I announced sometime last year that I was retiring from weddings. Something God had been YELLING at me to do for years. But I wasn't listening. I thought I had to work and that I had to provide. But the truth is, I don't. Because He does. I quit my job without another lined up. I didn't even speak to my husband about it before I made the decision. I knew in my soul that I needed to stop. I was unhappy, stressed, distant and miserable. I was overwhelmed. Each event was less joyful for me and more work then I ever imagined. So again, without any "future plans" or "future income", I said goodbye.
With Baby No. 4 on the way, I am still not sure how I will bring income to our home. But I am finding a little bit of peace in that I know I can trust the Lord to provide. And my prayer is that my husband realizes that he doesn't need to stress either. Because we have never gone with out. And we just need to honor what has been given to us. His guidance will come, his provisions will come. And they wont be based off of our works, or our schedules, or my obsession with being an entrepreneur.
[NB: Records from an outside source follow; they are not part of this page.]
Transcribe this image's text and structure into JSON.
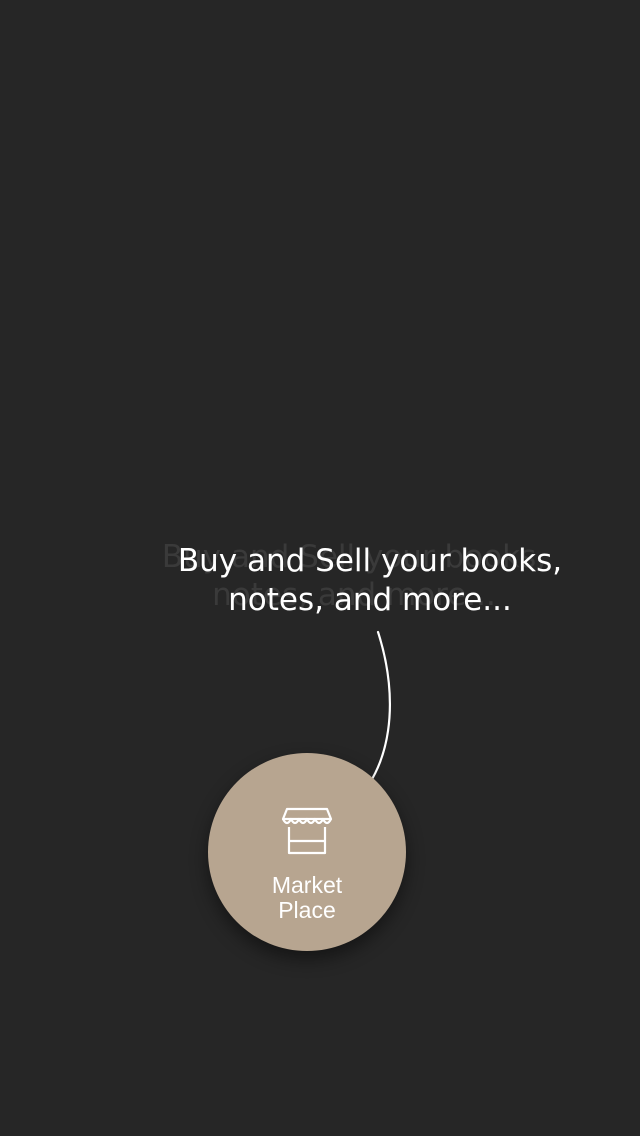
{
  "onboarding": {
    "tooltip_text": "Buy and Sell your books,\nnotes, and more...",
    "ghost_text": "Buy and Sell your books,\nnotes, and more..."
  },
  "market_button": {
    "label": "Market\nPlace",
    "icon": "storefront-icon"
  },
  "colors": {
    "background": "#262626",
    "button": "#b7a590",
    "text": "#ffffff"
  }
}
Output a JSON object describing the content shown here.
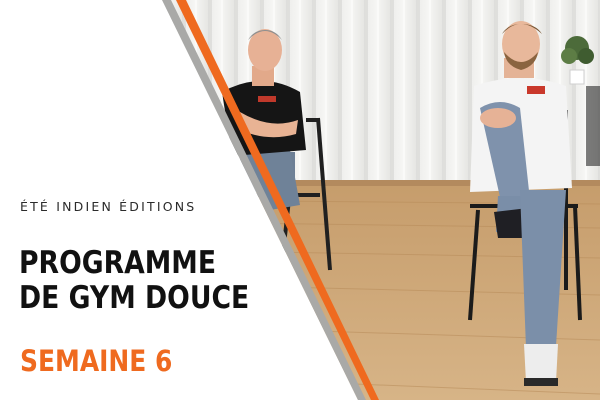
{
  "cover": {
    "publisher": "ÉTÉ INDIEN ÉDITIONS",
    "title_line_1": "PROGRAMME",
    "title_line_2": "DE GYM DOUCE",
    "week_label": "SEMAINE 6"
  },
  "colors": {
    "accent": "#ef6a1f",
    "title_text": "#111111",
    "panel_background": "#ffffff"
  }
}
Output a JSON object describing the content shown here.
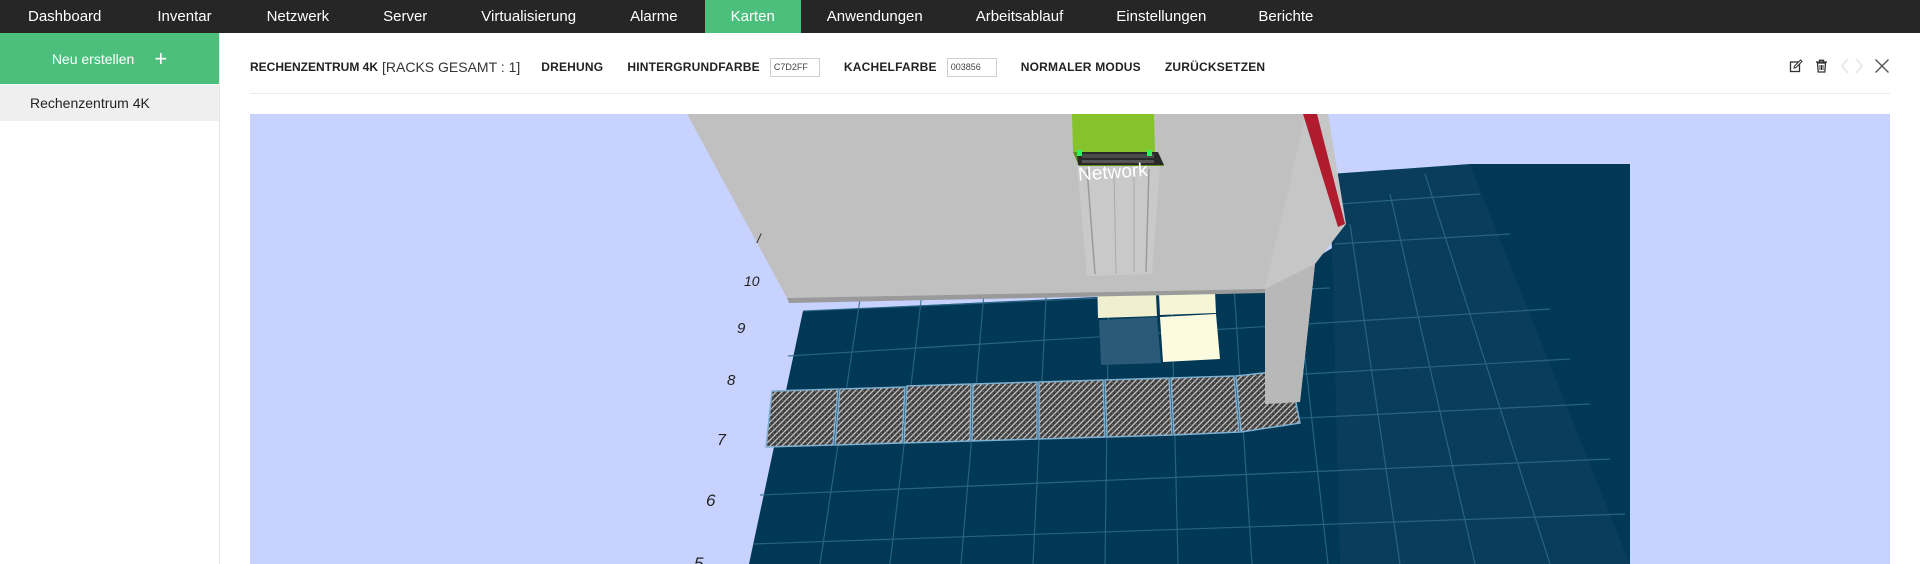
{
  "nav": {
    "items": [
      {
        "label": "Dashboard",
        "active": false
      },
      {
        "label": "Inventar",
        "active": false
      },
      {
        "label": "Netzwerk",
        "active": false
      },
      {
        "label": "Server",
        "active": false
      },
      {
        "label": "Virtualisierung",
        "active": false
      },
      {
        "label": "Alarme",
        "active": false
      },
      {
        "label": "Karten",
        "active": true
      },
      {
        "label": "Anwendungen",
        "active": false
      },
      {
        "label": "Arbeitsablauf",
        "active": false
      },
      {
        "label": "Einstellungen",
        "active": false
      },
      {
        "label": "Berichte",
        "active": false
      }
    ]
  },
  "sidebar": {
    "new_label": "Neu erstellen",
    "items": [
      {
        "label": "Rechenzentrum 4K"
      }
    ]
  },
  "toolbar": {
    "title": "RECHENZENTRUM 4K",
    "rack_count": "[RACKS GESAMT : 1]",
    "rotation_label": "DREHUNG",
    "bg_color_label": "HINTERGRUNDFARBE",
    "bg_color_value": "C7D2FF",
    "tile_color_label": "KACHELFARBE",
    "tile_color_value": "003856",
    "normal_mode_label": "NORMALER MODUS",
    "reset_label": "ZURÜCKSETZEN"
  },
  "scene": {
    "rack_label": "Network",
    "row_labels": [
      "10",
      "9",
      "8",
      "7",
      "6",
      "5"
    ],
    "background_color": "#C7D2FF",
    "tile_color": "#003856"
  },
  "colors": {
    "accent": "#4cbf7d",
    "nav_bg": "#262626"
  }
}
So this book. It has put into words what I have felt for a long time. But never knew how to execute. Never knew that it was ok to feel all the things I am feeling. It helped me realized that I wasn't being lazy. Rest does not equate to laziness. But, that I have been craving rest, connection, intimacy and a slow calmness that hustling would never give me.
I am thankful for people who write the words that are in this book. That are real, honest, truthful and bold. That pave the way for people who cant quite put into words how they are feeling so that they can make the necessary changes in their lives.
For now, I will keep snuggling my kids, watching movies on repeat, enjoying my last pregnancy and stay in my jammies and I will blog for whoever wants to read.